Development Consent Orders and Infrastructure

What our barristers do

We have barristers of all seniorities involved in large infrastructure proposals.

Our barristers act for developers and interested parties in a range of Nationally Significant Infrastructure Projects (NSIPs), either supporting the promotion of Development Consent Orders (DCOs) pursuant to the Planning Act 2008 or assisting in the response or objection to such orders.

Our barristers advise and represent those same parties in the courts when DCOs are made or refused, and it is concluded such a decision should be challenged by way of judicial review.

Not all infrastructure proposals are defined as NSIPs and, in most such instances, will be subject to consideration under the Town and Country Planning Act 1990. Our barristers regularly act for developer applicants in large infrastructure planning projects. Our barristers also advise local planning authorities in their role as decision-makers and third parties and statutory consultees concerned with the impact of such schemes.
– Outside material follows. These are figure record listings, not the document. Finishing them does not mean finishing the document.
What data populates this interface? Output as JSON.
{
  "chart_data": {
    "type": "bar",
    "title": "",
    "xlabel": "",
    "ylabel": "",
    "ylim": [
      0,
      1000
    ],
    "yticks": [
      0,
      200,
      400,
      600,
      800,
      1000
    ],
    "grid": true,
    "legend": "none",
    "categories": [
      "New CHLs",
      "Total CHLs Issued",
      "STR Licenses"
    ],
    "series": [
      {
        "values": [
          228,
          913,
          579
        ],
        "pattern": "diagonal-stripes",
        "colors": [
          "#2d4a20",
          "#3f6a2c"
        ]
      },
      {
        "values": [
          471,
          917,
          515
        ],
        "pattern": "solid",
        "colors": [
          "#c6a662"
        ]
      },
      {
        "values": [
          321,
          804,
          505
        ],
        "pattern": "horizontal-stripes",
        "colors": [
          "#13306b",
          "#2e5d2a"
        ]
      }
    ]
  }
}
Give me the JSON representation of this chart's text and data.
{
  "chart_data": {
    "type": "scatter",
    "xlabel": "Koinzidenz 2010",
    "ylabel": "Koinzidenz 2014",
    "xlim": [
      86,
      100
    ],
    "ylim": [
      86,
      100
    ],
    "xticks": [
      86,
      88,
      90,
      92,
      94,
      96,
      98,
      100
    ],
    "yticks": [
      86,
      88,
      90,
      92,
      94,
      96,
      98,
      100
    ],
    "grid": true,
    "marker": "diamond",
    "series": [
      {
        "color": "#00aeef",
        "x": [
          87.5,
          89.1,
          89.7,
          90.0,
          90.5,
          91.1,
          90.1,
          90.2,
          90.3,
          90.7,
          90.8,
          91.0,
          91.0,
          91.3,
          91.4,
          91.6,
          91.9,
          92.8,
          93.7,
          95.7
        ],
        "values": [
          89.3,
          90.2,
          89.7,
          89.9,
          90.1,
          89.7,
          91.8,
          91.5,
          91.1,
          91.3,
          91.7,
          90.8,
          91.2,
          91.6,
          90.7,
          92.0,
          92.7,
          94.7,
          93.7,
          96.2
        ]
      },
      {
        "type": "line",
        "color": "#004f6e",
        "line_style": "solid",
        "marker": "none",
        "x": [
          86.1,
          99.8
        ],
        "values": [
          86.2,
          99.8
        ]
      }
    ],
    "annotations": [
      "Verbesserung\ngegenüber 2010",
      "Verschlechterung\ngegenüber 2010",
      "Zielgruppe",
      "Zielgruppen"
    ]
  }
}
In addition, our barristers have particular expertise in promoting large transport projects through bills of parliament and by way of orders under the Transport and Works Act 1990.

Who our barristers act for

Our barristers act for renewable energy providers (in particular, solar farms and wind turbines) as well as those seeking to object or make representations about such schemes. This is whether schemes are subject to the Town and Country Planning Act 1990 or the Planning Act 2008.

Our barristers also act for the nuclear industry and energy providers as well as those providing other forms of energy generation or electricity storage and connection as well as energy from water. We also act for those opposed to or seeking to make representations about such schemes.

Some of our barristers are experts in aviation and airport development and rail and water industry-related projects, including sewers and drains.

Where our barristers act

Our barristers act in planning inquiries and NSIP examinations and before the courts of England and Wales.

Some of our barristers also act in other jurisdictions, such as Northern Ireland, Hong Kong and the Caribbean.